Texas featured medical officials who said the requirements would benefit women. A trial judge found the arguments unconvincing and struck down those provisions of the law. But a panel of the United States Court of Appeals for the 5th Circuit reversed that ruling and said courts need not consider a legislature’s justification for abortion laws as long as that justification had a reasonable basis.

Nine states have joined Texas in asking the court to allow them to regulate health standards for abortion providers, just like other procedures.

“There is nothing exceptional about the practice of abortion that should lead the court to endorse a constitutional right to the unsafe practice of medicine, which physicians do not enjoy in any other context,” the brief states. tabled by the governors.

And the National Right to Life Committee urges the Supreme Court not to take on the role of a “national medical commission”.

But proponents of abortion rights say the court has an obligation to decide whether the regulation is defensible or simply a pretext to make it harder for women to access abortions.

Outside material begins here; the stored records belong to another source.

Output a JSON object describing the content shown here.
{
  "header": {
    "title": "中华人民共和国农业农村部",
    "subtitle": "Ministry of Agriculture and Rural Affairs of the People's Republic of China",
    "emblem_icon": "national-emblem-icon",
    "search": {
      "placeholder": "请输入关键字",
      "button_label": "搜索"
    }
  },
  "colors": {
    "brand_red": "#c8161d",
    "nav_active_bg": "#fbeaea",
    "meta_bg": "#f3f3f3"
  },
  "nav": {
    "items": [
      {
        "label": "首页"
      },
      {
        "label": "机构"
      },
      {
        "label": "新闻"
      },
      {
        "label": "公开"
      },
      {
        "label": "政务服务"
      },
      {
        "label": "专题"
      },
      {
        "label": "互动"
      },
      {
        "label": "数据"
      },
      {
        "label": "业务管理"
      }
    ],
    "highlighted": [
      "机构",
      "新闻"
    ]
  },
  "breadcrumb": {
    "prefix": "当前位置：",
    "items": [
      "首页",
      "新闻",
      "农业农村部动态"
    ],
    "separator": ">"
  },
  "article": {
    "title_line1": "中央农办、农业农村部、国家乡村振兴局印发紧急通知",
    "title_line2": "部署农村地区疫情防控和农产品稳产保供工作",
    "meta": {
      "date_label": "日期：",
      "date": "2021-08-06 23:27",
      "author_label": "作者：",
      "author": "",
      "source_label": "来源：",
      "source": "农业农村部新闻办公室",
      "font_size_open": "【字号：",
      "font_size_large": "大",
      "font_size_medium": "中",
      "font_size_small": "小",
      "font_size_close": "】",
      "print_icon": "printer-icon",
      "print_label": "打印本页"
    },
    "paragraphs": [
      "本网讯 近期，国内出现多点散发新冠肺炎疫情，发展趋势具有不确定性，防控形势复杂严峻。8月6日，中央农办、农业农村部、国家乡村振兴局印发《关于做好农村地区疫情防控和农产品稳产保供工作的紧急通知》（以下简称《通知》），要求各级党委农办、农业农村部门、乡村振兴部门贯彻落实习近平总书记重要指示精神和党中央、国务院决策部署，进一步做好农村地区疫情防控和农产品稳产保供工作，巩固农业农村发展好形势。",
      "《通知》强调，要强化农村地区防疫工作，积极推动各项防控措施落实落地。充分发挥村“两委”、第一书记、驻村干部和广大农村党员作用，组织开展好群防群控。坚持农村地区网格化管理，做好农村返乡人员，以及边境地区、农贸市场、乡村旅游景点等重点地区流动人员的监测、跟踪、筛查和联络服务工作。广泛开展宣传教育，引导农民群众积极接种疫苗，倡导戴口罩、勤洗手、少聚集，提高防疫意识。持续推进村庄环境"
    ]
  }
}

The common opinion in Casey argues that an undue burden could include “unnecessary health regulations that have the purpose or effect of presenting a substantial obstacle to a woman seeking an abortion”.

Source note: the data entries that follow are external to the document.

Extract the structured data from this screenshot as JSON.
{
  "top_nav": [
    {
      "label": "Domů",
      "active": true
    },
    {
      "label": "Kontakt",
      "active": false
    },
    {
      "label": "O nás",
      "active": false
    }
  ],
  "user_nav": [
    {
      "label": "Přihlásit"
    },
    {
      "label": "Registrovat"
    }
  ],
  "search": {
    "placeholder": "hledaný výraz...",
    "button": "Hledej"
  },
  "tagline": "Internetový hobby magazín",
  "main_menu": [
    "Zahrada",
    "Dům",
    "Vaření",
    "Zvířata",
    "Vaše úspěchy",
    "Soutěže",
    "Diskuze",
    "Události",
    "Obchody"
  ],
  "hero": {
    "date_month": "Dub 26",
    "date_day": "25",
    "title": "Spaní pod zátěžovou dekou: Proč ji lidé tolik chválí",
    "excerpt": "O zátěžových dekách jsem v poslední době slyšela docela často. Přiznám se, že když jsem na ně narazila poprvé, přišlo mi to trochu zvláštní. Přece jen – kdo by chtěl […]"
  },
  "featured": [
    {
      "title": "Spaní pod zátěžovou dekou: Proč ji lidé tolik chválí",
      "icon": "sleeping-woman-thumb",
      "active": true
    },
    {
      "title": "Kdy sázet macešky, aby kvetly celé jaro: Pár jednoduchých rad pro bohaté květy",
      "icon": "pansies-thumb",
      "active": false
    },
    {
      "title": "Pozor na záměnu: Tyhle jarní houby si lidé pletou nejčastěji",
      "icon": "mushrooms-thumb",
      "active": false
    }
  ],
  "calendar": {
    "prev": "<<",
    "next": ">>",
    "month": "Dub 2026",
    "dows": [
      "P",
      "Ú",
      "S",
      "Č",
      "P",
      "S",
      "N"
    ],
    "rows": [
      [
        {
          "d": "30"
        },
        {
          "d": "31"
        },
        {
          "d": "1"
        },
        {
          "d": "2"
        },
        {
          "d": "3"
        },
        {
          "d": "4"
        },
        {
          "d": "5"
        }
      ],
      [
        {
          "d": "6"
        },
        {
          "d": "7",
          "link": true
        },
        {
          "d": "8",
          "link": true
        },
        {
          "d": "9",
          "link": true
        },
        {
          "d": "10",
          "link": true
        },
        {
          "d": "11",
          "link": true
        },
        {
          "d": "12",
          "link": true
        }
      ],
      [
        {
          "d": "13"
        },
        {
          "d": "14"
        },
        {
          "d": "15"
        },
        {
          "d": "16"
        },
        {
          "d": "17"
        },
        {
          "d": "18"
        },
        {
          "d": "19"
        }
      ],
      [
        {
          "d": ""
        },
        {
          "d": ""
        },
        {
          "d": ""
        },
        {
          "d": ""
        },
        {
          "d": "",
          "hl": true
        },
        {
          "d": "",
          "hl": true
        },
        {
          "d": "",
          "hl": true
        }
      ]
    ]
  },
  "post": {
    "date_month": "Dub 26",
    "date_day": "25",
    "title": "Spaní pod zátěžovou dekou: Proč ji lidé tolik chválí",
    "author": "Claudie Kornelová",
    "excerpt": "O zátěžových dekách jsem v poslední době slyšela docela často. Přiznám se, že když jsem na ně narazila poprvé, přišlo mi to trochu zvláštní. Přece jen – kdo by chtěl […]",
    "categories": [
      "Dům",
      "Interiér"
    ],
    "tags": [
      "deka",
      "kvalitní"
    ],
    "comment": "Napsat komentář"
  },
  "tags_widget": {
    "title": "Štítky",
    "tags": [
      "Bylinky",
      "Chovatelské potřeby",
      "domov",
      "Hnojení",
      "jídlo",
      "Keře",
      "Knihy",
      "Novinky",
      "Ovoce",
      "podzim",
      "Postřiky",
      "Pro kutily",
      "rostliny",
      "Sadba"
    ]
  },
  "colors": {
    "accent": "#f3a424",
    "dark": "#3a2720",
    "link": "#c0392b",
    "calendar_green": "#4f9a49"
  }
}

Texas says that even with the reduced number of clinics, “more than 90 percent of Texas women of childbearing age will live within 150 miles of an open abortion clinic.”

Former Texas Solicitor General Jonathan Mitchell filed a supporting brief saying the providers failed to meet their burden of proving that it was HB 2 that caused the clinics to close. Their memoir states that they “produced no evidence that a patient in Texas was unable to obtain an abortion after the Admitting Privileges Act went into effect on October 31, 2013. – or that a patient encountered “substantial obstacles” in doing so.

He calls “strange” a post-trial study in the district court that called for long wait times for women trying to get abortions and a claim that women were self-inducing or were having an abortion later in their pregnancy, when other Texas restrictions apply. .

But Candice Russell, administrative assistant at the Dallas-Fort Worth Metroplex, said the problem was real for her.

Her birth control device, an IUD, failed and she was quite advanced when she realized she was pregnant, she said in an interview. The first date she was able to get was in two and a half weeks, she said. She feared that if she missed him because of work, it would be too late.

So she left for California, where her ex-boyfriend had just moved, and quickly had an abortion. She said she was lucky.

“I took out a payday loan, and it got me into a bit of debt,” Russell said. “But I think of the women in the Panhandle or the [Rio Grande] Valley. Can they get on a plane, fly 1,500 miles and have an abortion? No.”